Plugin review team representative Mika Epstein announced changes for officially-recognized featured and beta plugins last Friday. Under the new rule, plugin owners will no longer be able to directly change ownership to someone else or add/remove commit access. The purpose is to prevent bad actors from pushing malicious code or premium upsells.

Plugin owners can still manually add and remove support reps for their plugins in the directory. However, they must email the plugin review team to change ownership or commit access.

Epstein wrote in the announcement:

This change was made due to the high profile nature of those plugins, and the potential for abuse if a plugin is given to someone who turns out to be malicious. We hope that it will prevent issues like a featured plugin being turned into a premium-upsell plugin.

The behind-the-scenes details were left out of the post. Presumably, the plugin review team would double-check requested changes or block them if something seemed awry.

The featured category displays the first plugins that WordPress users see from the Plugins > Add New admin screen. The beta category appears first on development versions.

WordPress add-new plugin screen in the admin.  The screenshot displays 6 of the 15 featured plugins.
Featured plugins via WordPress admin.

Active installs range from a few dozen to over 5 million for the two groups. However, the number does not matter, as pointed out by Epstein in the announcement. “If a 2-user plugin is made a Featured Plugin, then it will have this limitation.”

There are nine featured and 15 beta plugins. Many of the latter have low install counts, and some have not been updated for over half a decade.

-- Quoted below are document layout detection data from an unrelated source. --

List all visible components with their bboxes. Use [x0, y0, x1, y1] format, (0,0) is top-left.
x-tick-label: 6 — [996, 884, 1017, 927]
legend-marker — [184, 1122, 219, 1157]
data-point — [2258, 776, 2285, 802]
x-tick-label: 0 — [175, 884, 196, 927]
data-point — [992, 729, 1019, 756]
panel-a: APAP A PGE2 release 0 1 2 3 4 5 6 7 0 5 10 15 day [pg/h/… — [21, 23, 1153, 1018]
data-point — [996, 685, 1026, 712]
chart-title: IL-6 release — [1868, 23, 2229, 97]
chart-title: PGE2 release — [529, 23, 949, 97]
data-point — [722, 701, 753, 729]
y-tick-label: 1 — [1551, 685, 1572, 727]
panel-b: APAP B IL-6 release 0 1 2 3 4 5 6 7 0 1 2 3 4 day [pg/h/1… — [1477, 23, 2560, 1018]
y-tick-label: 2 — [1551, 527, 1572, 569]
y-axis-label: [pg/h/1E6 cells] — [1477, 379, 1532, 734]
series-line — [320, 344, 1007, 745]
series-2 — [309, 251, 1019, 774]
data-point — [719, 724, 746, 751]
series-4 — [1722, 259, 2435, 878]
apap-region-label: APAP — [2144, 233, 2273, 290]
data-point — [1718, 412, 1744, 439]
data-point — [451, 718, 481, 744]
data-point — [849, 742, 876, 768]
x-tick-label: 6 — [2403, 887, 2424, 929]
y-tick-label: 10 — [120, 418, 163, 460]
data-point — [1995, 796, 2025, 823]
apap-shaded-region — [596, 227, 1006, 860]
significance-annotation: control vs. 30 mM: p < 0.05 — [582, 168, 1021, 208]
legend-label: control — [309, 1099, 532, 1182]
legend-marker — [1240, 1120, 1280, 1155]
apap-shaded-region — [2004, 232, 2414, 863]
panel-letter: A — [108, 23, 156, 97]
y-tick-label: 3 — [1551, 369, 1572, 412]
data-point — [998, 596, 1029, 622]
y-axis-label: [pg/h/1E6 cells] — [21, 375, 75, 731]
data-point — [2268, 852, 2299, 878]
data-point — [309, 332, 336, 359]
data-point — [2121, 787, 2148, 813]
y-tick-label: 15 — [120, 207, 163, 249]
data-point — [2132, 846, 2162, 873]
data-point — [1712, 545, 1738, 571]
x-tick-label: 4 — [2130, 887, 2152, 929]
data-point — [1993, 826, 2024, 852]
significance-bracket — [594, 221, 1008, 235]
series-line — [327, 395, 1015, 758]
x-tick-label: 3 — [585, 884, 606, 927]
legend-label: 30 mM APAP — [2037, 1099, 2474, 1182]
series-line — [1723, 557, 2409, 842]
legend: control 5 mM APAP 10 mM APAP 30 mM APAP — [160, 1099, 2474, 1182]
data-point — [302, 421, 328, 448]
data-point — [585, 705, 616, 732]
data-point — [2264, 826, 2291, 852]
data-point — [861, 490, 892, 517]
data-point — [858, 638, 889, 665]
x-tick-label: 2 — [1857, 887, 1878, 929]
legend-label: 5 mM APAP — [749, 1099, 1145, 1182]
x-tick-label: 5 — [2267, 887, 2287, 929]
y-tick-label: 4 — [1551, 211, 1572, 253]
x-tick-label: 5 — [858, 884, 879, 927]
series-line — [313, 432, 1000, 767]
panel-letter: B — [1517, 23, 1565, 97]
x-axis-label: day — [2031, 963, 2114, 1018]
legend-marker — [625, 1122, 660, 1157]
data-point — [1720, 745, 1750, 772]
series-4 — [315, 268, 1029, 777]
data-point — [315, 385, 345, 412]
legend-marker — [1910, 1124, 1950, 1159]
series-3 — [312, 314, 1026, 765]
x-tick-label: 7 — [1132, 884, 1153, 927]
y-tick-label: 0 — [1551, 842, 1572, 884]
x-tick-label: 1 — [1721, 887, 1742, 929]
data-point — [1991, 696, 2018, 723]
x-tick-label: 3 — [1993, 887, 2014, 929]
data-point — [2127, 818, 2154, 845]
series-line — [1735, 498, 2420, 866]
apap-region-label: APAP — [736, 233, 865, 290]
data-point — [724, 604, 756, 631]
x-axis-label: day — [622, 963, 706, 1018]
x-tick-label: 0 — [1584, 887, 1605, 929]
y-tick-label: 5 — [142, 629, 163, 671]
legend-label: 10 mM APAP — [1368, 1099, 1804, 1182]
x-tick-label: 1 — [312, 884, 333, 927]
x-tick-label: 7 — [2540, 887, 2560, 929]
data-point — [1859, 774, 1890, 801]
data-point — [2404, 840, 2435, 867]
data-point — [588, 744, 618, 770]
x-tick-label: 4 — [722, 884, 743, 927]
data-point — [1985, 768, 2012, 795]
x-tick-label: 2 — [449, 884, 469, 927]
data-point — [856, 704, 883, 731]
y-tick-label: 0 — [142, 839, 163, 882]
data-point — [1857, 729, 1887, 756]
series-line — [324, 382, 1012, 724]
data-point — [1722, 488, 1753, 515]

Some house cleaning is likely in order.

The limited number of featured plugins is not likely in any danger of changing hands. Most are owned by the WordPress project itself or Automattic.

The announcement almost feels like much has not changed. However, the assurance that bad actors have more hurdles to jump when acquiring featured and beta plugins is welcome.

The real danger with ownership changes lies with the other 59,000+ plugins in the directory. They have no such added protections.

Nearly a year ago, I started receiving reports that the Dark Mode plugin seemed to be doing something fishy. Once a proposed featured plugin, it went from being a simple tool for switching the WordPress admin color scheme to a copy of the premium Iceberg editor project.

This new rule change would not have gone into effect for Dark Mode had it existed a year ago. It never made it to the officially-sanctioned point of becoming a featured or beta plugin.

There is a 17-month-old ticket for notifying users of ownership changes, but there are limits to what is possible with such a system. For example, a company acquisition would not necessarily reflect changes on WordPress.org.

There have been clear and documented cases of developers and agencies acquiring a plugin and repurposing it. Dark Mode had only a few thousand users when new owners changed it. In the case of WP User Avatar, many of its 400,000 users had to deal with the aftermath of an overnight switch to a full-fledge membership solution. I have little doubt that the plugin review team catches cases of a more malicious nature.

It would be a management nightmare for the plugin review team to require manual approval every time a plugin owner decided to update the committers list. However, changing this for featured and beta plugins is at least a step in the right direction.